I share this design because it's very handy, cheap, useful and the parameters are easy to adapt for other uses and ranges.
It might look messy but it's just due to poor planning (that's the 2nd prototype)
This generator is based on a classic 2-PNP circuit:
- R1's value is not critical, it must only be able to supply enough current to turn T1 fully on. The BC559C has a hFE around 500, I want to supply 20mA, so 200µA is more than enough. 10K can provide 1mA (@10V) so it could be increased to almost 50K...
- T1 and T2 should ideally be identical, from the same lot, to reduce drift (T1 would slightly drift anyway if it conducts some significant current)
- the current is set by R3+R4+45. T2 keeps their drop below 0.7V so current I=0.7/(R3+R4+R5) (can this be easier to calculate ?)
For example, when all the pots are down to 0, only R3 remains and it limits the current to 0.7/27=25,9mA (in practice we find 21.6mA because the drop is lower, close to 0.6V)
Conclusion: it's cheap, rather stable and uses very few parts. Another advantage is the low minimal drop: with a 9V battery, the circuit has at least 8V of headroom. Even more headroom is possible if a 2nd battery in series increases the supply voltage to 18V (R1's value would be doubled).

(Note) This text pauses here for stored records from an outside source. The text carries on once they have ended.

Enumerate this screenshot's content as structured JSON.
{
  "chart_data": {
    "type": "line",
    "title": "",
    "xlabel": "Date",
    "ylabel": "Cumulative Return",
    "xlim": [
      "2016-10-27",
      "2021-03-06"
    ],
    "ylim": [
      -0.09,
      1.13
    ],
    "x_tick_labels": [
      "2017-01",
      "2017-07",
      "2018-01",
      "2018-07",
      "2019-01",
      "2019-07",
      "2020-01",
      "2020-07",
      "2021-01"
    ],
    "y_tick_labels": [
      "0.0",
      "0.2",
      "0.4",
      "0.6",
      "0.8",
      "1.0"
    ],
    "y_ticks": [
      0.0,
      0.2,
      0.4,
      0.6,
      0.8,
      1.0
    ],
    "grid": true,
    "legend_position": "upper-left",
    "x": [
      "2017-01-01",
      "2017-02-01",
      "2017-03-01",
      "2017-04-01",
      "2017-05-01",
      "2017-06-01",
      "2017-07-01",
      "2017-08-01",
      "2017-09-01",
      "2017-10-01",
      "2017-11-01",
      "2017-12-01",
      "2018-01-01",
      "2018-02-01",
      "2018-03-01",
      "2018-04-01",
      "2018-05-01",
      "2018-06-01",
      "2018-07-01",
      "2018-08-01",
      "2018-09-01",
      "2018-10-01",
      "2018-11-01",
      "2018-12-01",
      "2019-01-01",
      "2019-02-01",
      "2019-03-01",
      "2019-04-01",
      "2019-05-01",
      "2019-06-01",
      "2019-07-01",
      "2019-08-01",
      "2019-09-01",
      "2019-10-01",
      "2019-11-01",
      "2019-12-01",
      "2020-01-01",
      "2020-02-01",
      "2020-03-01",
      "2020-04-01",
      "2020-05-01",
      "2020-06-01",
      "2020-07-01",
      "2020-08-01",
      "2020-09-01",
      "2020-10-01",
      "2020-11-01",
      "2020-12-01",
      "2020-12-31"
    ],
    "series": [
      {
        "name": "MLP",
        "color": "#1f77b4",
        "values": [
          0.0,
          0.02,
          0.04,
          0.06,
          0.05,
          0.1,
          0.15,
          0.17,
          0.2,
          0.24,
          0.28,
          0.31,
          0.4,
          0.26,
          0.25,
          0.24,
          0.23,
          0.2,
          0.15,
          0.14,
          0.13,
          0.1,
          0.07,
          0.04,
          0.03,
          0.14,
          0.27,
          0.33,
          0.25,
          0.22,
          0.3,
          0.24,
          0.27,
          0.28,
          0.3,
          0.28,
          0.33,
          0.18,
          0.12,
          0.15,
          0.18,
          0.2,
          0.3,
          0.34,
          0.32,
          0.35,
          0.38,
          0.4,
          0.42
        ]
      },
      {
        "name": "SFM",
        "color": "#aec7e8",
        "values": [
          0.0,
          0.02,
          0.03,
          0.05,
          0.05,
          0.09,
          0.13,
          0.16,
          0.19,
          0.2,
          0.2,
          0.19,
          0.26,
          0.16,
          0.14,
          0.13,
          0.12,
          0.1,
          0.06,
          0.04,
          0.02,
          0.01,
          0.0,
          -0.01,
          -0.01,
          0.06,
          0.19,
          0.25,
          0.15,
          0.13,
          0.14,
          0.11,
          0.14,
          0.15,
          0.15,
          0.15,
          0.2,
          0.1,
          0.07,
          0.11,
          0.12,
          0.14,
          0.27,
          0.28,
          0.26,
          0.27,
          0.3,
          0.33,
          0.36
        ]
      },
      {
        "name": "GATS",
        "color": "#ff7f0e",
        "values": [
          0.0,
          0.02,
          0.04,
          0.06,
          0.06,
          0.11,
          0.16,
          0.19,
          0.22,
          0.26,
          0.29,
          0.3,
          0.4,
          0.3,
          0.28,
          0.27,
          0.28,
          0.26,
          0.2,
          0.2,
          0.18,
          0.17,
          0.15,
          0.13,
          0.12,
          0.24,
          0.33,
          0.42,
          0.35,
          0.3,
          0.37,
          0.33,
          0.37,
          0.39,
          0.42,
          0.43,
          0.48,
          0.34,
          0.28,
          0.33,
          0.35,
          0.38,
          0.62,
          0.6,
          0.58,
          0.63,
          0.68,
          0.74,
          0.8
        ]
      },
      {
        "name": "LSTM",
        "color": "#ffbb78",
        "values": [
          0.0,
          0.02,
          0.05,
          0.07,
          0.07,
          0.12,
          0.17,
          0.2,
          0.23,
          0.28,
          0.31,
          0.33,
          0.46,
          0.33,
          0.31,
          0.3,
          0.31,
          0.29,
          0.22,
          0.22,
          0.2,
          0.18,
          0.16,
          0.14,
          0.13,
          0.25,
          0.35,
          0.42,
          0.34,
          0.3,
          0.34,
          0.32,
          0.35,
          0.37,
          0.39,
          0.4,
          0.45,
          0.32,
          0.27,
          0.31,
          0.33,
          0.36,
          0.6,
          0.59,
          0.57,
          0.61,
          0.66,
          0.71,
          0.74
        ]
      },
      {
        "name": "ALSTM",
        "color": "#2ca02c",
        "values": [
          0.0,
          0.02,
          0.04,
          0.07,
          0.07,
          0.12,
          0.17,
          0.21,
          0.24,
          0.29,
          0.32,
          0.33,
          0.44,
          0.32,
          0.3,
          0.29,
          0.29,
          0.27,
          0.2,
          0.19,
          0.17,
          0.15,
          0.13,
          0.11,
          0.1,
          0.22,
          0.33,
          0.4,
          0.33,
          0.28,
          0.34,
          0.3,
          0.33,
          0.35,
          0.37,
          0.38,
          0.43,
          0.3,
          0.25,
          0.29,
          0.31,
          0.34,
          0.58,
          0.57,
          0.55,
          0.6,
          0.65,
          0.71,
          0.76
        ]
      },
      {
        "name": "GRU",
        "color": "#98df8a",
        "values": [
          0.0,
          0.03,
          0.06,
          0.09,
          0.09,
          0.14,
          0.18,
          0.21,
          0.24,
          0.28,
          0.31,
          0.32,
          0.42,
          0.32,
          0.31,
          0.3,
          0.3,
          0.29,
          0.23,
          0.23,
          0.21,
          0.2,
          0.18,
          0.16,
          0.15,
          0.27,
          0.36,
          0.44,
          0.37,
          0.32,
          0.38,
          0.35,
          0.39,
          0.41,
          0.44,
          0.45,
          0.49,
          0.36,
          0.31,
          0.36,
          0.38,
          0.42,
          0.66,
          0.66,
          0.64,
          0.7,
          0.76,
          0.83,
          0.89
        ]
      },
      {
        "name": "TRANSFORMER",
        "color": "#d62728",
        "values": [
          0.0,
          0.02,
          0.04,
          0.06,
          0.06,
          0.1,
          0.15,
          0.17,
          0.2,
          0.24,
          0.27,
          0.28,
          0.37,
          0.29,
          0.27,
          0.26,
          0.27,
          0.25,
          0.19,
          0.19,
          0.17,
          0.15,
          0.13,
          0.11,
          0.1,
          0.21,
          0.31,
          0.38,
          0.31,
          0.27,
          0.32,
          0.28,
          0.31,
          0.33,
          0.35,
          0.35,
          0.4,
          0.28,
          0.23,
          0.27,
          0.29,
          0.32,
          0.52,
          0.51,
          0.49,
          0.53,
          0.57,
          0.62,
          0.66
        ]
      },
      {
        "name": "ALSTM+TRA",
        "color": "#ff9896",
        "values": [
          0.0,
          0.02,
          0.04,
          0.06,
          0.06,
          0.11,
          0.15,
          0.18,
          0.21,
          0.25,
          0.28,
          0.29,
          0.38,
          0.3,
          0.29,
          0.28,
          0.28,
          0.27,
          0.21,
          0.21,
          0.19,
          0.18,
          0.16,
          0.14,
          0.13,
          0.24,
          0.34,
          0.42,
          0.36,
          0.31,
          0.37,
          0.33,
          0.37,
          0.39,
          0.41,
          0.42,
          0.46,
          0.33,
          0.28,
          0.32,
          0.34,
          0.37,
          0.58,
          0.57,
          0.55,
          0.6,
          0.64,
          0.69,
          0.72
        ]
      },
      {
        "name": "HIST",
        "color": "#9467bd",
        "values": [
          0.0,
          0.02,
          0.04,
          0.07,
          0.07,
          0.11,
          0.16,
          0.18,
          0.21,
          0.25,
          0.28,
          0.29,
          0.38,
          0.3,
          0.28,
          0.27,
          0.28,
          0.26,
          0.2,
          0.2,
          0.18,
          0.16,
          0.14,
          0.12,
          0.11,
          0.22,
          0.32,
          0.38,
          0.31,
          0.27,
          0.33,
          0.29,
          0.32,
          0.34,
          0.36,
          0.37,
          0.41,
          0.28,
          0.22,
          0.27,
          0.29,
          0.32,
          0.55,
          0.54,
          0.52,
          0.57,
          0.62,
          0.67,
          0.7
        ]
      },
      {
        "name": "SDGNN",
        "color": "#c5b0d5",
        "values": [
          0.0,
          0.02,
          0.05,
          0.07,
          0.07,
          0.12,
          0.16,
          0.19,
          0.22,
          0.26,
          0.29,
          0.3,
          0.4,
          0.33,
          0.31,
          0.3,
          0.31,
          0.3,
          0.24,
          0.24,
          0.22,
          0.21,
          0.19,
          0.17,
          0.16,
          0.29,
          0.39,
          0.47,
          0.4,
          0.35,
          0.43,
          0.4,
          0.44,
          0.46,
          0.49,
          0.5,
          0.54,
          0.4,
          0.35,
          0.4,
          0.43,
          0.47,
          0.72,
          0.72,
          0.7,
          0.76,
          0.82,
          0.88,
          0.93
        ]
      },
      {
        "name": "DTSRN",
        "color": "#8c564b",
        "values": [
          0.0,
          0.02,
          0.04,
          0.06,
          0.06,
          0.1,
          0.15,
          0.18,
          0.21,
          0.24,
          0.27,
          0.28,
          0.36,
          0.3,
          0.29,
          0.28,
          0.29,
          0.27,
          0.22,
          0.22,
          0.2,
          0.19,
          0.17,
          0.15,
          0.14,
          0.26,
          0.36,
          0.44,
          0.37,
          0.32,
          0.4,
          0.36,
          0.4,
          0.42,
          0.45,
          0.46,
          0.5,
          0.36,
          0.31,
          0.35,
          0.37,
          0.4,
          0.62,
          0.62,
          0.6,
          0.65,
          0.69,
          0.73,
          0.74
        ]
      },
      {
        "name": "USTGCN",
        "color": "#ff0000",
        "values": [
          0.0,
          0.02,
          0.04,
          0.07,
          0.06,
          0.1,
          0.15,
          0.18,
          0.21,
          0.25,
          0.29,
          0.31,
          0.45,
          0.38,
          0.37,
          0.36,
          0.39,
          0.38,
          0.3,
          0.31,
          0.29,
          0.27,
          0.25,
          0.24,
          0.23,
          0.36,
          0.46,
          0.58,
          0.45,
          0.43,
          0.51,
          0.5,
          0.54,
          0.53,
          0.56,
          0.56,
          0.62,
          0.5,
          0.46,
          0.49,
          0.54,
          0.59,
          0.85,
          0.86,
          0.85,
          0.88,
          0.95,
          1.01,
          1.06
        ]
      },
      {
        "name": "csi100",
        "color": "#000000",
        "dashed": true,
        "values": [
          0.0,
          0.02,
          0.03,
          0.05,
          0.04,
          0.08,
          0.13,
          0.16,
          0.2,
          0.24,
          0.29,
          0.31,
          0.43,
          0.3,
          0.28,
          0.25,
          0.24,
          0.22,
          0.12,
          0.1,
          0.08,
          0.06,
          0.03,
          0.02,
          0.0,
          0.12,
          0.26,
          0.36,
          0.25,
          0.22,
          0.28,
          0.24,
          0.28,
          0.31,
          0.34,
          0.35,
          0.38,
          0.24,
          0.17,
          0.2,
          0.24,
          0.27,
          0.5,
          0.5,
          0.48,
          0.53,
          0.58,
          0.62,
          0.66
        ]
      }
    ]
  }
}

The real circuit is shown below :
- A single switch turns the current generator and the ammeter on
- A bypass switch lets us check the settings without having to short the output with a wire
- R3 is decreased to 27 Ohms so the max current is about 21mA
Max current (R4=R5=0) : 21.6mA
Min current with only R4 : 0.3mA
Min current with R5 : 4.7µA
The output current is stable from 0V to 8V
The integrated ammeter is only 4000 points and can't show less than 10µA, an additional ammeter in series with the proper range would be required. However, simulation shows that base currents start to become predominant in the µA range so there is no point in going lower...